Yesterday when $BERA dropped by about 7%
$LBGT, $iBGT, $yBGT, $osBGT and various xBGTs all dropped between 15% to 23%. $LBGT fell from 2.1 $BERA to a low of 1.6 $BERA, causing me, the main miner of LBGT, to incur heavy losses (approximately 40 BERA in terms of coin value, about 700 U in terms of U value). Currently, with the slow rebound of $BERA, the prices of various xBGTs are also gradually rising, including the price ratio with $BERA.
I have to reevaluate the safety of various xBGT mines. xBGT mining is like doubling down on $BERA; when $BERA drops significantly, they exacerbate this loss, meaning in terms of coin value, there will be an additional loss of $BERA. No wonder most whales do not invest large positions to mine these types of mines.
Another point is that transfers must be decisive. Last night after reviewing, I looked at several whale users on debank I was following; those who mined LBGT cashed out completely during the first wave of major drops at noon. No wonder the exchange fees for ooga were ridiculously high yesterday (laughs). I also found that the fees collected by kyberswap were less than those of ooga by looking at the operations of the big whales.

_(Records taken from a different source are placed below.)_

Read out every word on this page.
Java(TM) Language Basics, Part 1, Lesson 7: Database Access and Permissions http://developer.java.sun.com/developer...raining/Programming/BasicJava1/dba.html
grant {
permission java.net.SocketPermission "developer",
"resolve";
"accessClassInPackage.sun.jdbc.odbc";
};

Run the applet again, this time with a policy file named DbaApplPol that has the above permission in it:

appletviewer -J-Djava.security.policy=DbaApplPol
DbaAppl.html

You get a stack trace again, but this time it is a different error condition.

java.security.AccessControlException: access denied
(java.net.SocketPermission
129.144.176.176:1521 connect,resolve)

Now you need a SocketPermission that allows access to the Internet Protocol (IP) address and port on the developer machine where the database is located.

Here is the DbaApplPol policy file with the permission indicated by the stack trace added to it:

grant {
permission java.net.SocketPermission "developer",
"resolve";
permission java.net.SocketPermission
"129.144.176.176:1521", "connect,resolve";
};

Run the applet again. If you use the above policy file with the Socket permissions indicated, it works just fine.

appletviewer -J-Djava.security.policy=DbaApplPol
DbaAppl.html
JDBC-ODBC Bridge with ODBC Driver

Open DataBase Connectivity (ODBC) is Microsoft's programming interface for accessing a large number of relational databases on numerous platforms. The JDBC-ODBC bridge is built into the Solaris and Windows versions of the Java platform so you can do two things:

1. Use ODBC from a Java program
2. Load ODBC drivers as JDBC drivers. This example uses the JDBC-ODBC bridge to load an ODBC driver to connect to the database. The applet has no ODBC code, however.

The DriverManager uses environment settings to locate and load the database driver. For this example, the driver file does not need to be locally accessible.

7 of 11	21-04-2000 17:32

The current mining strategy is to seek stability in coin value. Basically, I am fully investing in Infrared's dWBera staking, which normally should not result in coin losses. I will mine until the end of April and choose a time when the coin price is still relatively good (if there is one) to withdraw, waiting for the May staking airdrop wave to finish before reopening mining. Additionally, this might be a low-risk hedging route? dolomite borrowing (-70%) -> Infrared staking (90%) -> staking income of iBGT restaked (200%), which can also be considered a small flywheel (laughs).